Moreover, as Angelo Codevilla wrote last month, Trump talked a good game about opposing the oligarchy that runs the US, but he did little or nothing to stop them:

He acted similarly with other agencies. His first secretary of state, secretary of defense, and national security advisor mocked him publicly. At their behest, in August 2017, he gave a nationally televised speech in which he effectively thanked them for showing him that he had been wrong in opposing ongoing war in the Middle East. He railed against Wall Street but left untouched the tax code’s “carried interest” provision that is the source of much unearned wealth. He railed against the legal loophole that lets Google, Facebook, and Twitter censor content without retribution, but did nothing to close it. Already by the end of January 2017, it was clear that no one in Washington needed to fear Trump. By the time he left office, Washington was laughing at him.

Nor did Trump protect his supporters. For example, he shared their resentment of being ordered to attend workplace sessions about their “racism.” But not until his last months in office did he ban the practice within the federal government. Never did he ban contracts with companies that require such sessions.

Thus, as the oligarchy set about negating the 2016 electorate’s attempt to stop its consolidation of power, Trump had assured them that they would neither be impeded as they did so nor pay a price. Donald Trump is not responsible for the oligarchy’s power. But he was indispensable to it.

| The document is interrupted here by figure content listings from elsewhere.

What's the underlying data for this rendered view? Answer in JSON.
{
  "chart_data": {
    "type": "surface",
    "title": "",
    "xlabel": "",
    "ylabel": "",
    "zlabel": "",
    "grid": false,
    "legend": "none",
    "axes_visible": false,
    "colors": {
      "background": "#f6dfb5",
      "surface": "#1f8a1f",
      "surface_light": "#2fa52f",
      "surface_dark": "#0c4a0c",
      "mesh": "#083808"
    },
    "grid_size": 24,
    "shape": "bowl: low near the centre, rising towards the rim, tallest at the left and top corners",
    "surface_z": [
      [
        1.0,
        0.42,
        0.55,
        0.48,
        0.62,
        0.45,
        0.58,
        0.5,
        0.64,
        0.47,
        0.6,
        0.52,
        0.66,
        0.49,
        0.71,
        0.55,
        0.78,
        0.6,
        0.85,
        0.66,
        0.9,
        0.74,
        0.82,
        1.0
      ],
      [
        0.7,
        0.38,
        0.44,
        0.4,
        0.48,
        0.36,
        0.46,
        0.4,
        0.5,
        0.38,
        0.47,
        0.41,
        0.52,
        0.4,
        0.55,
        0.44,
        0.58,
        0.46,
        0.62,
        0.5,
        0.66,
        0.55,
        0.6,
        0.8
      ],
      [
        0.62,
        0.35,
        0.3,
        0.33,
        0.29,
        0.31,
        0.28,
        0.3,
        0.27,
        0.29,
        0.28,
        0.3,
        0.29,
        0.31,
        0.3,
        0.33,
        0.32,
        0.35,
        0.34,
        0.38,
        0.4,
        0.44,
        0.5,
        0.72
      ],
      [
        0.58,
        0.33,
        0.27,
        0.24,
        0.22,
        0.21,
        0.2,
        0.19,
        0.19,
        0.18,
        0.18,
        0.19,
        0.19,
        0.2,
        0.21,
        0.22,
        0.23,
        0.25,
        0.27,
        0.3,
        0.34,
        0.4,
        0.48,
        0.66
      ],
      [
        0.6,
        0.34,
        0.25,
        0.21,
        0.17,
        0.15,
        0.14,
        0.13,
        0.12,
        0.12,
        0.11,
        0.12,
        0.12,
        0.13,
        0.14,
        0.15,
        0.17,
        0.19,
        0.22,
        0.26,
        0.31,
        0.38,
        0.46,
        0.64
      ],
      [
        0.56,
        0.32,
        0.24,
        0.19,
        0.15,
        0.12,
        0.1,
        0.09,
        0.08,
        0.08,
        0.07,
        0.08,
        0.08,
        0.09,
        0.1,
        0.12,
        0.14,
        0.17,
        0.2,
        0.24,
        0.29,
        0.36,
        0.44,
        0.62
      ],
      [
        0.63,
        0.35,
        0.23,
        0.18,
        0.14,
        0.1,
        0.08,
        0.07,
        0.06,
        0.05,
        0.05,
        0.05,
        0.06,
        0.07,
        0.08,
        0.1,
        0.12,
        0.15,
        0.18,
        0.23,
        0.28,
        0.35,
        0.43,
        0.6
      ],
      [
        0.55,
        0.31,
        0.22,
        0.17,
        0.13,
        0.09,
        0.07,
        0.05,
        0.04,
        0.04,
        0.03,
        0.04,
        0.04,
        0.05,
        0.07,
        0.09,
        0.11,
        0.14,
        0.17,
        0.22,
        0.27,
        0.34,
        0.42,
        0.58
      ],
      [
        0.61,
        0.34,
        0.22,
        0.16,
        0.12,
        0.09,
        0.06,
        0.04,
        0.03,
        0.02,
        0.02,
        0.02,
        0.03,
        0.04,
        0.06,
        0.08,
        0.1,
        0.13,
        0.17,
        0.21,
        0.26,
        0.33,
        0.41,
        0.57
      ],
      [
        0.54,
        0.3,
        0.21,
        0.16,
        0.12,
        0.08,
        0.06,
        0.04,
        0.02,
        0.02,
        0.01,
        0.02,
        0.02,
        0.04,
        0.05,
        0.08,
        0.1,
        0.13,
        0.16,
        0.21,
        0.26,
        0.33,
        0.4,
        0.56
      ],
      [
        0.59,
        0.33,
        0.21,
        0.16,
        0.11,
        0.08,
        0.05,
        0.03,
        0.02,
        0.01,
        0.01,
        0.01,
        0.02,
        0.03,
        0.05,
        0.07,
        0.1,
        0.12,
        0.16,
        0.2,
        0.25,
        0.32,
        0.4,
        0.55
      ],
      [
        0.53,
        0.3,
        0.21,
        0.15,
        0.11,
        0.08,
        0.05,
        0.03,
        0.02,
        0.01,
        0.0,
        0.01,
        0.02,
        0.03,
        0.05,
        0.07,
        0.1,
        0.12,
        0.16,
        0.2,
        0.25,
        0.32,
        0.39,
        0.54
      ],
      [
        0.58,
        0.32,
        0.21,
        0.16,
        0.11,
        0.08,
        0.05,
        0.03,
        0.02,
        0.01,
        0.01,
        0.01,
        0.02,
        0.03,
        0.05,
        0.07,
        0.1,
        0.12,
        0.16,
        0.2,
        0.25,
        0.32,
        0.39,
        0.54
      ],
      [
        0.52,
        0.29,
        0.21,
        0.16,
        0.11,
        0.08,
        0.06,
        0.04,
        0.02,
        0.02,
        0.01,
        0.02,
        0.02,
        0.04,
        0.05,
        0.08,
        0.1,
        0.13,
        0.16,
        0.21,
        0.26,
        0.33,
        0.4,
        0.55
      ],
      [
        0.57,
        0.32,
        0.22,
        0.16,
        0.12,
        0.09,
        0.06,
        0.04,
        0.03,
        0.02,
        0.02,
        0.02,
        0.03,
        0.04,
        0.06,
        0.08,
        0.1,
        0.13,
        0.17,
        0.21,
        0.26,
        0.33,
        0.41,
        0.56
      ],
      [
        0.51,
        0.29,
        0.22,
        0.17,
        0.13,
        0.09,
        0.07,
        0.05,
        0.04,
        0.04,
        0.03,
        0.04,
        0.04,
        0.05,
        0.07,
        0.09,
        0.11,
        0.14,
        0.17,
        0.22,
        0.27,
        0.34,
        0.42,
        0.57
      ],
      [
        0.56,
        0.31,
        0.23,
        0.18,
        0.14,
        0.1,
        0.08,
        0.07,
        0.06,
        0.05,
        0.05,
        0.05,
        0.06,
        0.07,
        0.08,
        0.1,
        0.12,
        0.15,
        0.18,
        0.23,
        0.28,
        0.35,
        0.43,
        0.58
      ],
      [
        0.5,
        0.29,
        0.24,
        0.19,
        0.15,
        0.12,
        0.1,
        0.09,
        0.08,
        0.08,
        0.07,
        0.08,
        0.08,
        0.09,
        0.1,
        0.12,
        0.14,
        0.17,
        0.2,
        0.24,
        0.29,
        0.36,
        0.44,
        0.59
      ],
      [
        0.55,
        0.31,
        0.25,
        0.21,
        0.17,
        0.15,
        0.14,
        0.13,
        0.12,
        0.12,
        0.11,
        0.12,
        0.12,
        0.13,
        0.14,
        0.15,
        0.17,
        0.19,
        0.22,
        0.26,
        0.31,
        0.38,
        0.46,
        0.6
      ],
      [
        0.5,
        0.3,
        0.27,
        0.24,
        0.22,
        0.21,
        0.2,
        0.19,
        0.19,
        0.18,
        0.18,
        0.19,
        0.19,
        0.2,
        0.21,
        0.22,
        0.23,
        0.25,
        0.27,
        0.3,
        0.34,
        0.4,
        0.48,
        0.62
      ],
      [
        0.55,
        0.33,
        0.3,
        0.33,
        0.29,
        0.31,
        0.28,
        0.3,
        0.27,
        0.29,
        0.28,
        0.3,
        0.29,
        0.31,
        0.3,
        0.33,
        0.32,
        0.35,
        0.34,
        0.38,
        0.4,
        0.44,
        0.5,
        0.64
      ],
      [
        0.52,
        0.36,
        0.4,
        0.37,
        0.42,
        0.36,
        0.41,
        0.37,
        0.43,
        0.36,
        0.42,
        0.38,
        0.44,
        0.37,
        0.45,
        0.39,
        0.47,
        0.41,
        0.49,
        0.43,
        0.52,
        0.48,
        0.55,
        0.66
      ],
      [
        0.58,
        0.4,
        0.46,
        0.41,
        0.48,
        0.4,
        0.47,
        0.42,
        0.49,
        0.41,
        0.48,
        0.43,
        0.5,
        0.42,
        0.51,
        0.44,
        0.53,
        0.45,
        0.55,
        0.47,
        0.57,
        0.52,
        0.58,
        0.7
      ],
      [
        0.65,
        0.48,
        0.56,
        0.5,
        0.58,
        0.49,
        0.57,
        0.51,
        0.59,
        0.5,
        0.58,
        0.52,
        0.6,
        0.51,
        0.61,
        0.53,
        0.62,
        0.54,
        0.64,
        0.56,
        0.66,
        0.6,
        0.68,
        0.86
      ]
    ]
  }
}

Read all of Codevilla’s essay. I don’t agree with all of it, but it’s provocative and challenging. His main point is that the conditions that led to the rise of Trump are still in effect — but Trump was a disappointment. Codevilla doesn’t put it this way, but it’s clear to me that as long as we still have to deal with Donald Trump and his drama, the oligarchy is only going to get more powerful.

Anyway, may Rush Limbaugh’s soul rest in peace. May God help all those suffering from cancer, especially lung cancer.